Second, I would set a minimum fee of 200 Euro for each musician, when it comes to playing live. No more: “Come and play and I’ll give each of you 50 Euro”. This is not equal to the years you spend investing in yourself and your abilities. I know that a lot of jazz venues don’t have the possibilities to pay those fees but there could be also a monthly boost of the ministry of culture for the venues to being able to pay their bills and the musicians well. For me there is no lack of good musicians worldwide but a lack of good infrastructure for the live music section.

"Dream bigger, work smarter not harder and be patient. I read a lot of self-development books and that’s what’s working for me the best, besides the love and support of my family. What I like to do is to draw my future dreams on a piece of paper to visualize them better." (Melina Paxinos / Photo by Katja Ruge)

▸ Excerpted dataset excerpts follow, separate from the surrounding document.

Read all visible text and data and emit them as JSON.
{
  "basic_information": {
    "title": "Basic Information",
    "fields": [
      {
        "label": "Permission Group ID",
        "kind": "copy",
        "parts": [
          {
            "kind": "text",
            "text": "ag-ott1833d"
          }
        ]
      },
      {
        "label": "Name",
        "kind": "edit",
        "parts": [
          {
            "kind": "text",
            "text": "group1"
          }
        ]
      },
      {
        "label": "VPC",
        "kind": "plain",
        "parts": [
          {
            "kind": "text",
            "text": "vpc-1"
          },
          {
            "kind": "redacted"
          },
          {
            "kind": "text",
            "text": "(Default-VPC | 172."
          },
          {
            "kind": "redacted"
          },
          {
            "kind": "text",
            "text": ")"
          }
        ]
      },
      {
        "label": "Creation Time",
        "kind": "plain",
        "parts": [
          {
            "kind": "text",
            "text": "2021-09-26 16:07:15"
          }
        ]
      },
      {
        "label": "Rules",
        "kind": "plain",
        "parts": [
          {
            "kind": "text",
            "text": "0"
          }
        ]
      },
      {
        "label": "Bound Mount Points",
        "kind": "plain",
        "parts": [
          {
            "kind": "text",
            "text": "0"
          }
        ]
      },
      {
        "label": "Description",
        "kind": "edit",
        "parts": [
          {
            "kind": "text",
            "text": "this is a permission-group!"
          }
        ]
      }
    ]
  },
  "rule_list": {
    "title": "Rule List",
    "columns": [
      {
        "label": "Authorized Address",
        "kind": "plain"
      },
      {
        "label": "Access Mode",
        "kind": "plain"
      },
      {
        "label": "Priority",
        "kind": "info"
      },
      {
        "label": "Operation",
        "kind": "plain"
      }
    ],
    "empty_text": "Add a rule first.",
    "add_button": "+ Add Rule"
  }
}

Are there any similarities between: Jazz & Greek traditional music? What touched (emotionally) you from the saxophone?

I think the obviously similarity is the act of improvising. In the Greek traditional music like rebetiko, instruments like bouzouki or clarinet are taking the solo part. The ‘Taksimi’, is the traditional way of improvising mostly over one tonal center and in a rhythm like 9/4 or 9/8 which is the typical ‘zeimpekiko’ rhythm. Modal Jazz could be the comparison to this kind of one tonal center improvisation. The sound and playing of my saxophone hero Kenny Garrett is always touching me.

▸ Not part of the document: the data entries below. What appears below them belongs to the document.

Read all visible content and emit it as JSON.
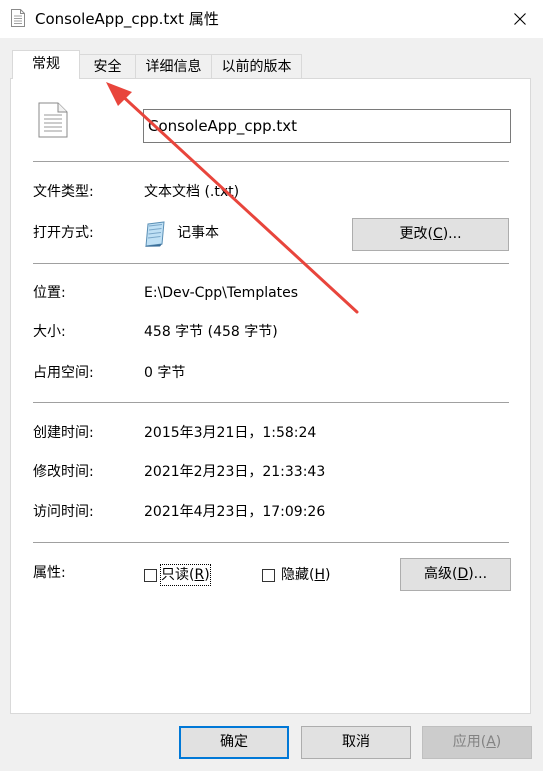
{
  "window": {
    "title": "ConsoleApp_cpp.txt 属性"
  },
  "tabs": [
    {
      "label": "常规",
      "active": true
    },
    {
      "label": "安全",
      "active": false
    },
    {
      "label": "详细信息",
      "active": false
    },
    {
      "label": "以前的版本",
      "active": false
    }
  ],
  "general": {
    "filename": "ConsoleApp_cpp.txt",
    "file_type_label": "文件类型:",
    "file_type_value": "文本文档 (.txt)",
    "open_with_label": "打开方式:",
    "open_with_value": "记事本",
    "change_button_prefix": "更改(",
    "change_button_key": "C",
    "change_button_suffix": ")...",
    "location_label": "位置:",
    "location_value": "E:\\Dev-Cpp\\Templates",
    "size_label": "大小:",
    "size_value": "458 字节 (458 字节)",
    "disk_size_label": "占用空间:",
    "disk_size_value": "0 字节",
    "created_label": "创建时间:",
    "created_value": "2015年3月21日，1:58:24",
    "modified_label": "修改时间:",
    "modified_value": "2021年2月23日，21:33:43",
    "accessed_label": "访问时间:",
    "accessed_value": "2021年4月23日，17:09:26",
    "attributes_label": "属性:",
    "readonly_prefix": "只读(",
    "readonly_key": "R",
    "readonly_suffix": ")",
    "readonly_checked": false,
    "hidden_prefix": "隐藏(",
    "hidden_key": "H",
    "hidden_suffix": ")",
    "hidden_checked": false,
    "advanced_prefix": "高级(",
    "advanced_key": "D",
    "advanced_suffix": ")..."
  },
  "footer": {
    "ok_label": "确定",
    "cancel_label": "取消",
    "apply_prefix": "应用(",
    "apply_key": "A",
    "apply_suffix": ")"
  },
  "annotation": {
    "arrow_color": "#e8453c"
  }
}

What does to be a female artist in a Man’s World as James Brown says? What is the status of women in music?

Unfortunately, there were a lot of women in the music industry who didn’t get the recognition they should for their work because of their gender. For example, the British composer and inventor Daphne Oram (1925 - 2003), initiated in the 50’s the BBC Radiophonic Workshop, worked as a sound engineer at the BBC, designed a unique sound generator and founded her own studio in 1959. All that in times of an extremely male dominated society. Even though she has done so much for the development of electronic music in the UK, she never got the appreciation she deserved during her lifetime.

In this context it should be mentioned that patriarchy is not easy to ignore.  Now in 2020, I can see the progress but there are still a lot of things to work on towards a better and equal system. What surprises me is that even in these days in a lot of countries there are so many women singers. Maybe the first step towards a new open-minded era for the young generation could be to support more young girls to start an instrument or producing music. One of my first female idols was the Dutch saxophonist Candy Dulfer. To have Candy as role model for a successful female saxophonist helped me working towards my dreams.

What is the impact of music on the socio-cultural implications? How do you want it to affect people?                                 (Melina Paxinos / Photo by Ria Carajiaba)

Music, as a universal language, has so much power and I hope that my music will touch a lot of people because this is the best gift for me as an artist. My wish for all musicians is that they continue to create, develop and that they don't forget their roots. The best way to keep the traditions alive is to merge it with something new.

"My hopes for the future are a better supporting system for musicians in the live section and that we still can play in front of an audience. My fears for the future are that a lot of concerts will only be enjoyable via streaming."

Let’s take a trip with a time machine, so where and why would you really want to go for a whole day?

Greece has so many beautiful places! I would like to go to my favorite Greek island Sifnos, with my family, my loved ones and my friends. It would be great to play there on a Jazz Festival and enjoying the amazing vibe, colors and smells of the island.